Тогда, взяв факел, отвела она меня за руку в комнату с большим шкафом, в каковом я уже ранее предполагал хранителя великой тайны. Она отворила его, опустила одну из досок задней стенки, и мне открылась дверь, через которую вошли мы в кабинет; здесь было все, в чем только может случиться нужда у человека, принужденного провести в нем много часов подряд. Софа, что по первому желанию превращалась в постель, стол, кресла, секретер, свечи в небольших шандалах — иными словами, все, что могло потребоваться любопытному сладострастнику, для которого главное удовольствие состояло в том, чтобы стать незримым свидетелем чужих наслаждений. Рядом с софою увидал я подвижную доску. М. М. отодвинула ее, и через два десятка дырок, находившихся друг от друга на некотором расстоянии, увидал я всю комнату, где перед взором наблюдателя разворачивались пьесы, создателем которых была сама природа, а актеры играли не за страх, а за совесть.
— А теперь, — сказала М. М., — я отвечу на тот вопрос, какой ты весьма предусмотрительно не дерзнул доверить бумаге.
— Но ты же не знаешь…
— Молчи. Любовь — колдунья и вещунья, ей ведомо все. Сознайся: ты хочешь знать, был ли здесь в ту роковую ночь, что стоила мне стольких слез, наш друг.
— Сознаюсь.
— Что ж; да, он здесь был, и тебе не на что сердиться: знай, что ты окончательно пленил его и он преисполнен к тебе дружеских чувств.

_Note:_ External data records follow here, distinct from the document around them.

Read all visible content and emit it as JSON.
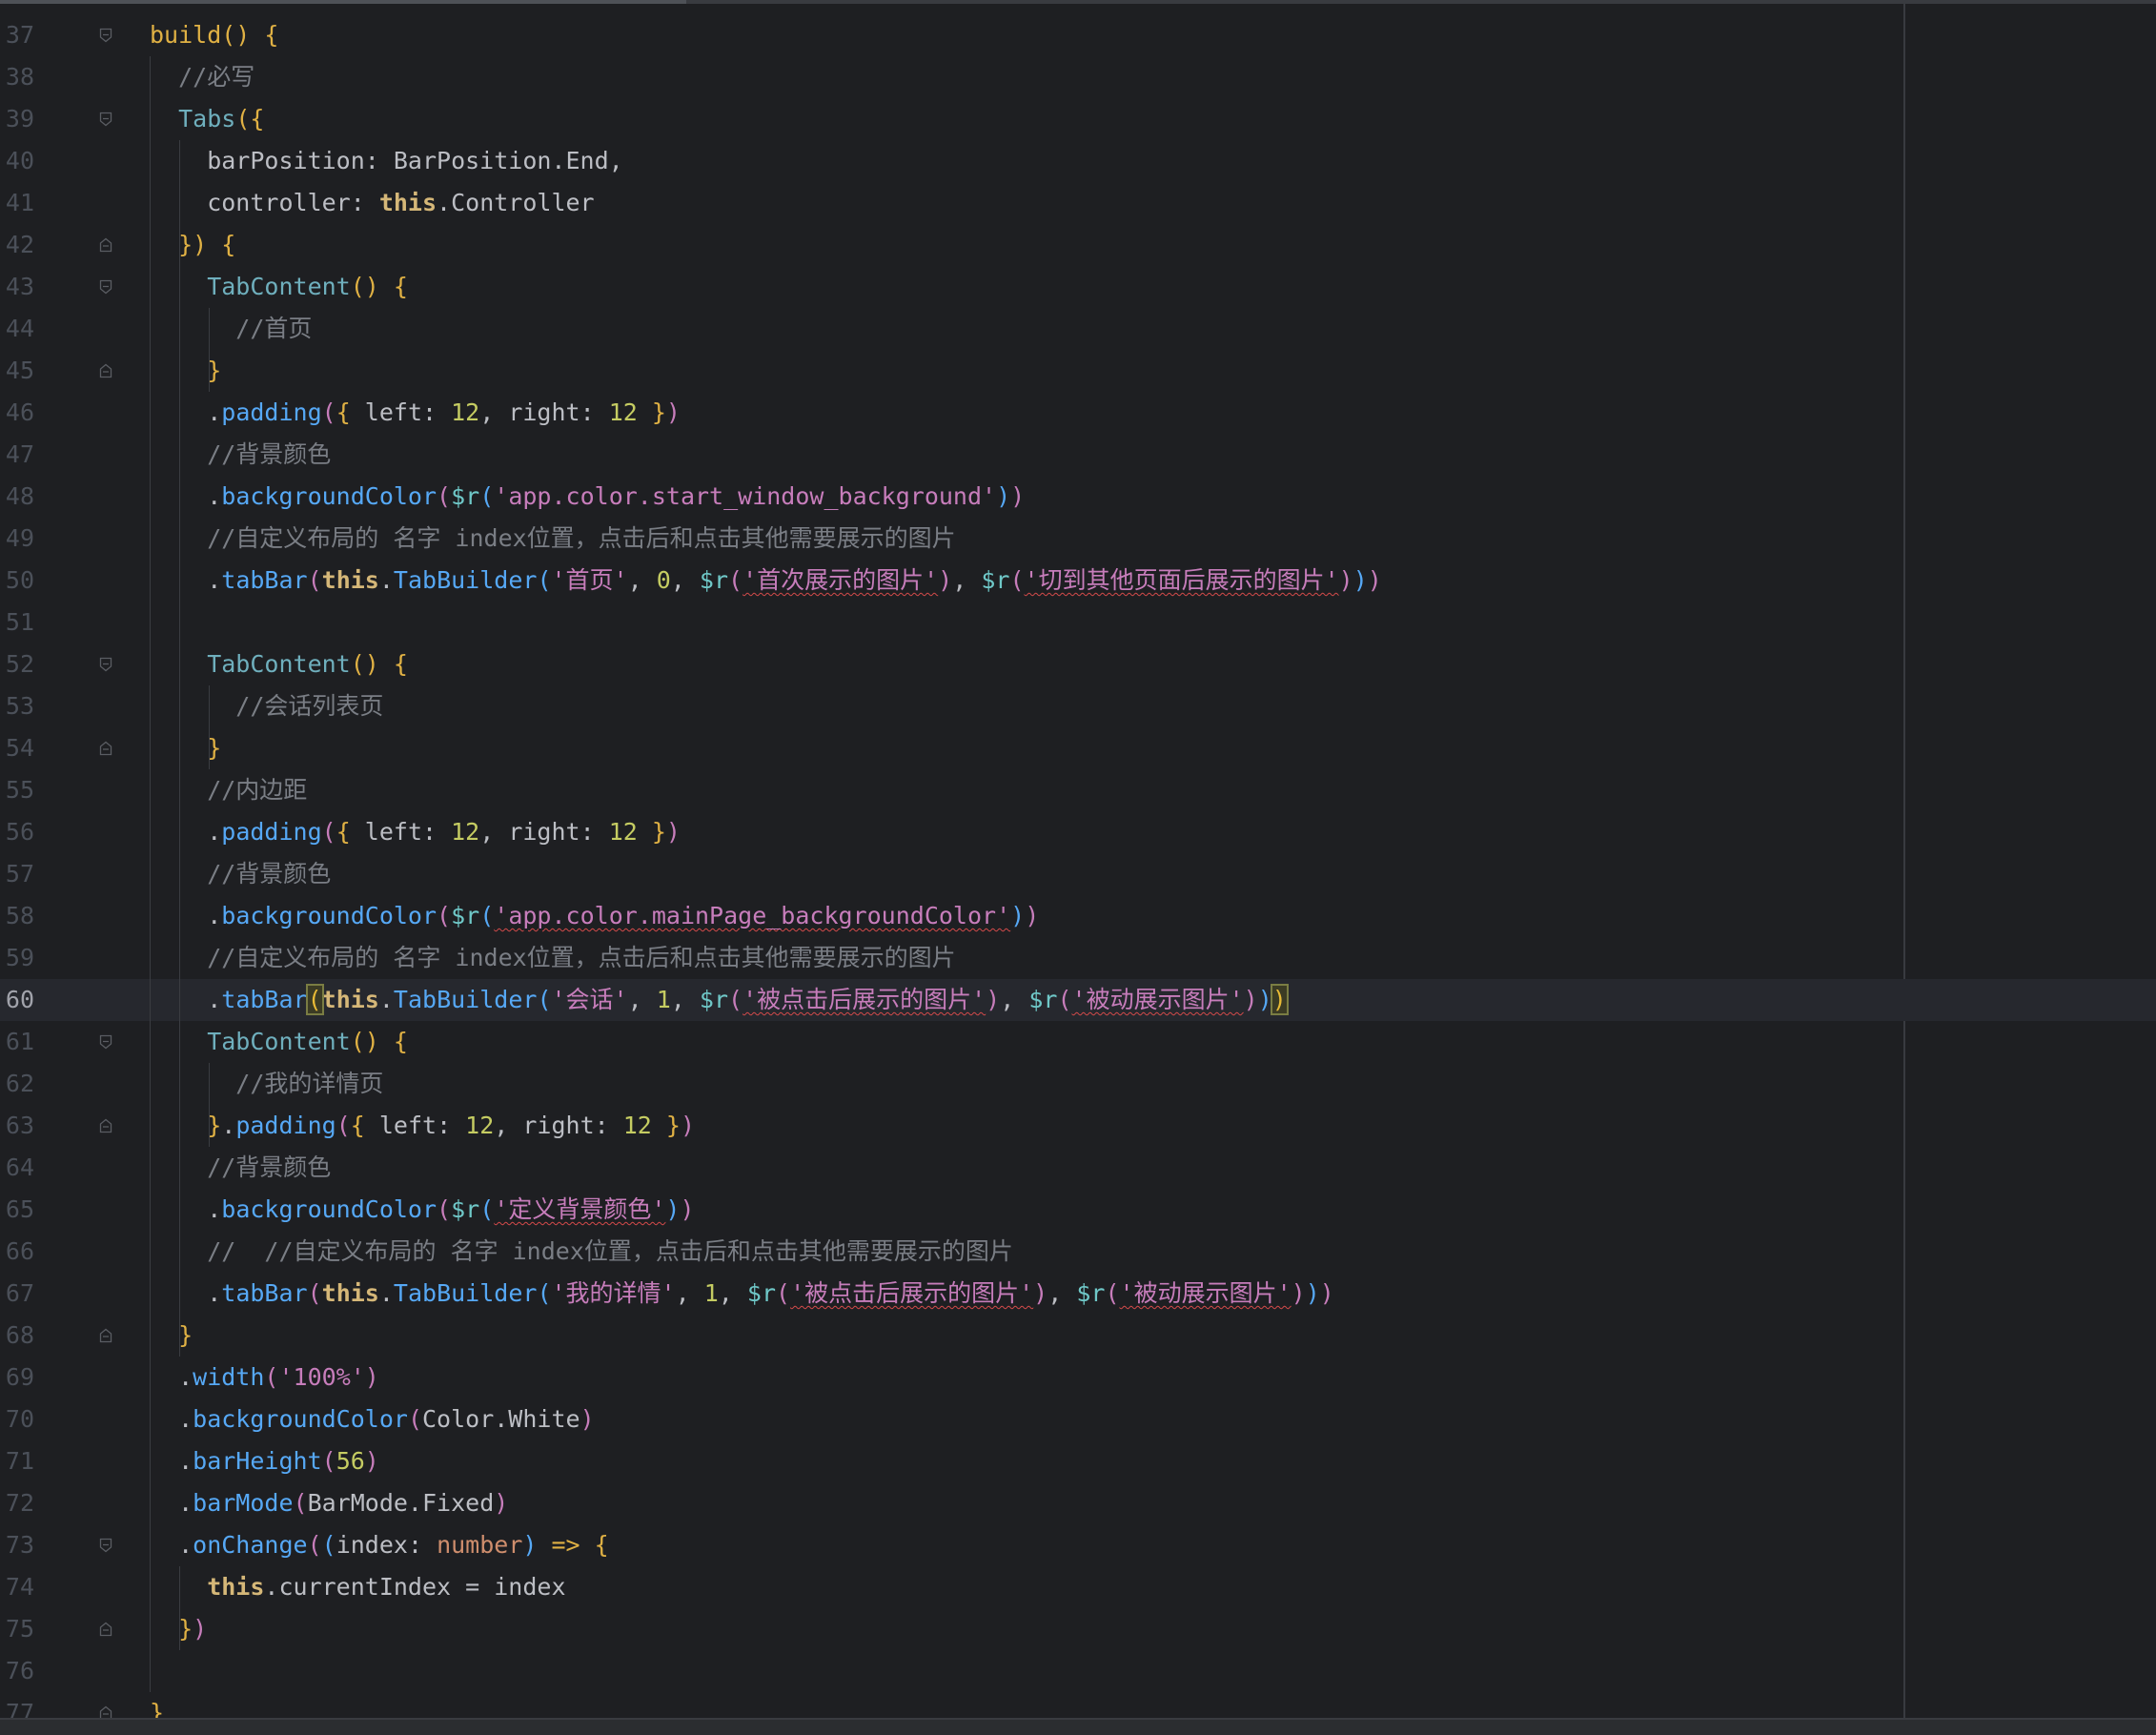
{
  "editor": {
    "current_line": 60,
    "lines": [
      {
        "n": "37",
        "fold": "start",
        "code": [
          [
            "br1",
            "build() {"
          ]
        ]
      },
      {
        "n": "38",
        "fold": "",
        "code": [
          [
            "cmt",
            "  //必写"
          ]
        ]
      },
      {
        "n": "39",
        "fold": "start",
        "code": [
          [
            "tag",
            "  Tabs"
          ],
          [
            "br1",
            "({"
          ]
        ]
      },
      {
        "n": "40",
        "fold": "",
        "code": [
          [
            "key",
            "    barPosition: BarPosition.End,"
          ]
        ]
      },
      {
        "n": "41",
        "fold": "",
        "code": [
          [
            "key",
            "    controller: "
          ],
          [
            "this",
            "this"
          ],
          [
            "key",
            ".Controller"
          ]
        ]
      },
      {
        "n": "42",
        "fold": "end",
        "code": [
          [
            "br1",
            "  }) {"
          ]
        ]
      },
      {
        "n": "43",
        "fold": "start",
        "code": [
          [
            "tag",
            "    TabContent"
          ],
          [
            "br1",
            "() {"
          ]
        ]
      },
      {
        "n": "44",
        "fold": "",
        "code": [
          [
            "cmt",
            "      //首页"
          ]
        ]
      },
      {
        "n": "45",
        "fold": "end",
        "code": [
          [
            "br1",
            "    }"
          ]
        ]
      },
      {
        "n": "46",
        "fold": "",
        "code": [
          [
            "key",
            "    ."
          ],
          [
            "fn",
            "padding"
          ],
          [
            "br2",
            "("
          ],
          [
            "br1",
            "{"
          ],
          [
            "key",
            " left: "
          ],
          [
            "lime",
            "12"
          ],
          [
            "key",
            ", right: "
          ],
          [
            "lime",
            "12"
          ],
          [
            "br1",
            " }"
          ],
          [
            "br2",
            ")"
          ]
        ]
      },
      {
        "n": "47",
        "fold": "",
        "code": [
          [
            "cmt",
            "    //背景颜色"
          ]
        ]
      },
      {
        "n": "48",
        "fold": "",
        "code": [
          [
            "key",
            "    ."
          ],
          [
            "fn",
            "backgroundColor"
          ],
          [
            "br2",
            "("
          ],
          [
            "cy",
            "$r"
          ],
          [
            "br3",
            "("
          ],
          [
            "str",
            "'app.color.start_window_background'"
          ],
          [
            "br3",
            ")"
          ],
          [
            "br2",
            ")"
          ]
        ]
      },
      {
        "n": "49",
        "fold": "",
        "code": [
          [
            "cmt",
            "    //自定义布局的 名字 index位置，点击后和点击其他需要展示的图片"
          ]
        ]
      },
      {
        "n": "50",
        "fold": "",
        "code": [
          [
            "key",
            "    ."
          ],
          [
            "fn",
            "tabBar"
          ],
          [
            "br2",
            "("
          ],
          [
            "this",
            "this"
          ],
          [
            "key",
            "."
          ],
          [
            "fn",
            "TabBuilder"
          ],
          [
            "br3",
            "("
          ],
          [
            "str",
            "'首页'"
          ],
          [
            "key",
            ", "
          ],
          [
            "lime",
            "0"
          ],
          [
            "key",
            ", "
          ],
          [
            "cy",
            "$r"
          ],
          [
            "br2",
            "("
          ],
          [
            "strsq",
            "'首次展示的图片'"
          ],
          [
            "br2",
            ")"
          ],
          [
            "key",
            ", "
          ],
          [
            "cy",
            "$r"
          ],
          [
            "br2",
            "("
          ],
          [
            "strsq",
            "'切到其他页面后展示的图片'"
          ],
          [
            "br2",
            ")"
          ],
          [
            "br3",
            ")"
          ],
          [
            "br2",
            ")"
          ]
        ]
      },
      {
        "n": "51",
        "fold": "",
        "code": []
      },
      {
        "n": "52",
        "fold": "start",
        "code": [
          [
            "tag",
            "    TabContent"
          ],
          [
            "br1",
            "() {"
          ]
        ]
      },
      {
        "n": "53",
        "fold": "",
        "code": [
          [
            "cmt",
            "      //会话列表页"
          ]
        ]
      },
      {
        "n": "54",
        "fold": "end",
        "code": [
          [
            "br1",
            "    }"
          ]
        ]
      },
      {
        "n": "55",
        "fold": "",
        "code": [
          [
            "cmt",
            "    //内边距"
          ]
        ]
      },
      {
        "n": "56",
        "fold": "",
        "code": [
          [
            "key",
            "    ."
          ],
          [
            "fn",
            "padding"
          ],
          [
            "br2",
            "("
          ],
          [
            "br1",
            "{"
          ],
          [
            "key",
            " left: "
          ],
          [
            "lime",
            "12"
          ],
          [
            "key",
            ", right: "
          ],
          [
            "lime",
            "12"
          ],
          [
            "br1",
            " }"
          ],
          [
            "br2",
            ")"
          ]
        ]
      },
      {
        "n": "57",
        "fold": "",
        "code": [
          [
            "cmt",
            "    //背景颜色"
          ]
        ]
      },
      {
        "n": "58",
        "fold": "",
        "code": [
          [
            "key",
            "    ."
          ],
          [
            "fn",
            "backgroundColor"
          ],
          [
            "br2",
            "("
          ],
          [
            "cy",
            "$r"
          ],
          [
            "br3",
            "("
          ],
          [
            "strsq",
            "'app.color.mainPage_backgroundColor'"
          ],
          [
            "br3",
            ")"
          ],
          [
            "br2",
            ")"
          ]
        ]
      },
      {
        "n": "59",
        "fold": "",
        "code": [
          [
            "cmt",
            "    //自定义布局的 名字 index位置，点击后和点击其他需要展示的图片"
          ]
        ]
      },
      {
        "n": "60",
        "fold": "",
        "code": [
          [
            "key",
            "    ."
          ],
          [
            "fn",
            "tabBar"
          ],
          [
            "match",
            "("
          ],
          [
            "this",
            "this"
          ],
          [
            "key",
            "."
          ],
          [
            "fn",
            "TabBuilder"
          ],
          [
            "br3",
            "("
          ],
          [
            "str",
            "'会话'"
          ],
          [
            "key",
            ", "
          ],
          [
            "lime",
            "1"
          ],
          [
            "key",
            ", "
          ],
          [
            "cy",
            "$r"
          ],
          [
            "br2",
            "("
          ],
          [
            "strsq",
            "'被点击后展示的图片'"
          ],
          [
            "br2",
            ")"
          ],
          [
            "key",
            ", "
          ],
          [
            "cy",
            "$r"
          ],
          [
            "br2",
            "("
          ],
          [
            "strsq",
            "'被动展示图片'"
          ],
          [
            "br2",
            ")"
          ],
          [
            "br3",
            ")"
          ],
          [
            "match",
            ")"
          ]
        ]
      },
      {
        "n": "61",
        "fold": "start",
        "code": [
          [
            "tag",
            "    TabContent"
          ],
          [
            "br1",
            "() {"
          ]
        ]
      },
      {
        "n": "62",
        "fold": "",
        "code": [
          [
            "cmt",
            "      //我的详情页"
          ]
        ]
      },
      {
        "n": "63",
        "fold": "end",
        "code": [
          [
            "br1",
            "    }"
          ],
          [
            "key",
            "."
          ],
          [
            "fn",
            "padding"
          ],
          [
            "br2",
            "("
          ],
          [
            "br1",
            "{"
          ],
          [
            "key",
            " left: "
          ],
          [
            "lime",
            "12"
          ],
          [
            "key",
            ", right: "
          ],
          [
            "lime",
            "12"
          ],
          [
            "br1",
            " }"
          ],
          [
            "br2",
            ")"
          ]
        ]
      },
      {
        "n": "64",
        "fold": "",
        "code": [
          [
            "cmt",
            "    //背景颜色"
          ]
        ]
      },
      {
        "n": "65",
        "fold": "",
        "code": [
          [
            "key",
            "    ."
          ],
          [
            "fn",
            "backgroundColor"
          ],
          [
            "br2",
            "("
          ],
          [
            "cy",
            "$r"
          ],
          [
            "br3",
            "("
          ],
          [
            "strsq",
            "'定义背景颜色'"
          ],
          [
            "br3",
            ")"
          ],
          [
            "br2",
            ")"
          ]
        ]
      },
      {
        "n": "66",
        "fold": "",
        "code": [
          [
            "cmt",
            "    //  //自定义布局的 名字 index位置，点击后和点击其他需要展示的图片"
          ]
        ]
      },
      {
        "n": "67",
        "fold": "",
        "code": [
          [
            "key",
            "    ."
          ],
          [
            "fn",
            "tabBar"
          ],
          [
            "br2",
            "("
          ],
          [
            "this",
            "this"
          ],
          [
            "key",
            "."
          ],
          [
            "fn",
            "TabBuilder"
          ],
          [
            "br3",
            "("
          ],
          [
            "str",
            "'我的详情'"
          ],
          [
            "key",
            ", "
          ],
          [
            "lime",
            "1"
          ],
          [
            "key",
            ", "
          ],
          [
            "cy",
            "$r"
          ],
          [
            "br2",
            "("
          ],
          [
            "strsq",
            "'被点击后展示的图片'"
          ],
          [
            "br2",
            ")"
          ],
          [
            "key",
            ", "
          ],
          [
            "cy",
            "$r"
          ],
          [
            "br2",
            "("
          ],
          [
            "strsq",
            "'被动展示图片'"
          ],
          [
            "br2",
            ")"
          ],
          [
            "br3",
            ")"
          ],
          [
            "br2",
            ")"
          ]
        ]
      },
      {
        "n": "68",
        "fold": "end",
        "code": [
          [
            "br1",
            "  }"
          ]
        ]
      },
      {
        "n": "69",
        "fold": "",
        "code": [
          [
            "key",
            "  ."
          ],
          [
            "fn",
            "width"
          ],
          [
            "br2",
            "("
          ],
          [
            "str",
            "'100%'"
          ],
          [
            "br2",
            ")"
          ]
        ]
      },
      {
        "n": "70",
        "fold": "",
        "code": [
          [
            "key",
            "  ."
          ],
          [
            "fn",
            "backgroundColor"
          ],
          [
            "br2",
            "("
          ],
          [
            "key",
            "Color.White"
          ],
          [
            "br2",
            ")"
          ]
        ]
      },
      {
        "n": "71",
        "fold": "",
        "code": [
          [
            "key",
            "  ."
          ],
          [
            "fn",
            "barHeight"
          ],
          [
            "br2",
            "("
          ],
          [
            "lime",
            "56"
          ],
          [
            "br2",
            ")"
          ]
        ]
      },
      {
        "n": "72",
        "fold": "",
        "code": [
          [
            "key",
            "  ."
          ],
          [
            "fn",
            "barMode"
          ],
          [
            "br2",
            "("
          ],
          [
            "key",
            "BarMode.Fixed"
          ],
          [
            "br2",
            ")"
          ]
        ]
      },
      {
        "n": "73",
        "fold": "start",
        "code": [
          [
            "key",
            "  ."
          ],
          [
            "fn",
            "onChange"
          ],
          [
            "br2",
            "("
          ],
          [
            "br3",
            "("
          ],
          [
            "key",
            "index: "
          ],
          [
            "kw",
            "number"
          ],
          [
            "br3",
            ")"
          ],
          [
            "key",
            " "
          ],
          [
            "br1",
            "=> {"
          ]
        ]
      },
      {
        "n": "74",
        "fold": "",
        "code": [
          [
            "this",
            "    this"
          ],
          [
            "key",
            ".currentIndex = index"
          ]
        ]
      },
      {
        "n": "75",
        "fold": "end",
        "code": [
          [
            "br1",
            "  }"
          ],
          [
            "br2",
            ")"
          ]
        ]
      },
      {
        "n": "76",
        "fold": "",
        "code": []
      },
      {
        "n": "77",
        "fold": "end",
        "code": [
          [
            "br1",
            "}"
          ]
        ]
      }
    ]
  }
}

Он был в восхищении от нрава твоего, любви, чувств твоих и честности; он одобрил страсть, что я питаю к тебе. Именно он утешал меня поутру и уверял, что ты непременно вернешься ко мне, как только узнаешь от меня об истинных моих чувствах и благих намерениях.
— Но вы, должно быть, частенько засыпали: невозможно провести здесь восемь часов кряду в темноте и молчании, когда не видишь ничего особенно интересного.
— Он испытывал живейший интерес, и я тоже, да и в темноте мы пребывали тогда лишь, когда вы сидели на софе — оттуда вы могли заметить лучи света на уровне ваших глаз, что проникали через эти отверстия. Мы задернули занавес и поужинали, внимательно прислушиваясь за столом ко всему, что вы говорили. Друг мой питал ко всему еще больший интерес, нежели я. Он сказал, что случай этот впервые позволил ему столь глубоко познать человеческое сердце и что ты, должно быть, никогда так не страдал, как в эту ночь; тебя он жалел — но К. К. поразила его, и меня тоже: невозможно, чтобы девушка пятнадцати лет рассуждала так, как она, когда желала оправдать меня и говорила все то, что она сказала, не зная притом иного искусства, нежели то, какое даруется природой и истиной; для этого надобно иметь ангельское сердце. Если ты женишься на ней, у тебя будет божественная жена. Я буду несчастна, потеряв ее, но твое счастье послужит мне утешением. Не понимаю, как мог ты, любя ее, влюбиться в меня? Как может она не ненавидеть меня, зная, что я отняла у нее твое сердце? К. К. поистине божествен на. Она сказала, что поведала тебе о бесплодных своих любовных забавах со мною для того только, чтобы снять с совести своей бремя греха, каковой, как ей казалось, совершила она против верности тебе — ее почитает она своим долгом.
Мы сели за стол, и М. М. заметила, что я похудел. Мы повеселились, вспоминая минувшие опасности, маскарад с Пьеро, бал у Бриати, где, как уверяли ее, был другой Пьеро, и чудесный эффект этого переодевания, не позволявшего вовсе узнать человека: Пьеро из монастырской приемной показался ей и ниже, и худее меня. Она рассудила, что, когда б я не нанял монастырскую гондолу и не явился в приемную в костюме Пьеро, ей бы так и не узнать, кто я такой, ибо монахини не обратили бы внимания на мою участь. И еще, прибавила она, узнав, что я не патриций, как она опасалась, она облегченно вздохнула, ибо оттого могла у нее в конечном счете произойти какая-то неприятность, и она была бы в отчаянии.
Я прекрасно понимал, чего она, должно быть, опасалась, но сделал вид, что не знаю:
— Не возьму в толк, — сказал я, — чего могла бы ты опасаться, когда б я был патриций.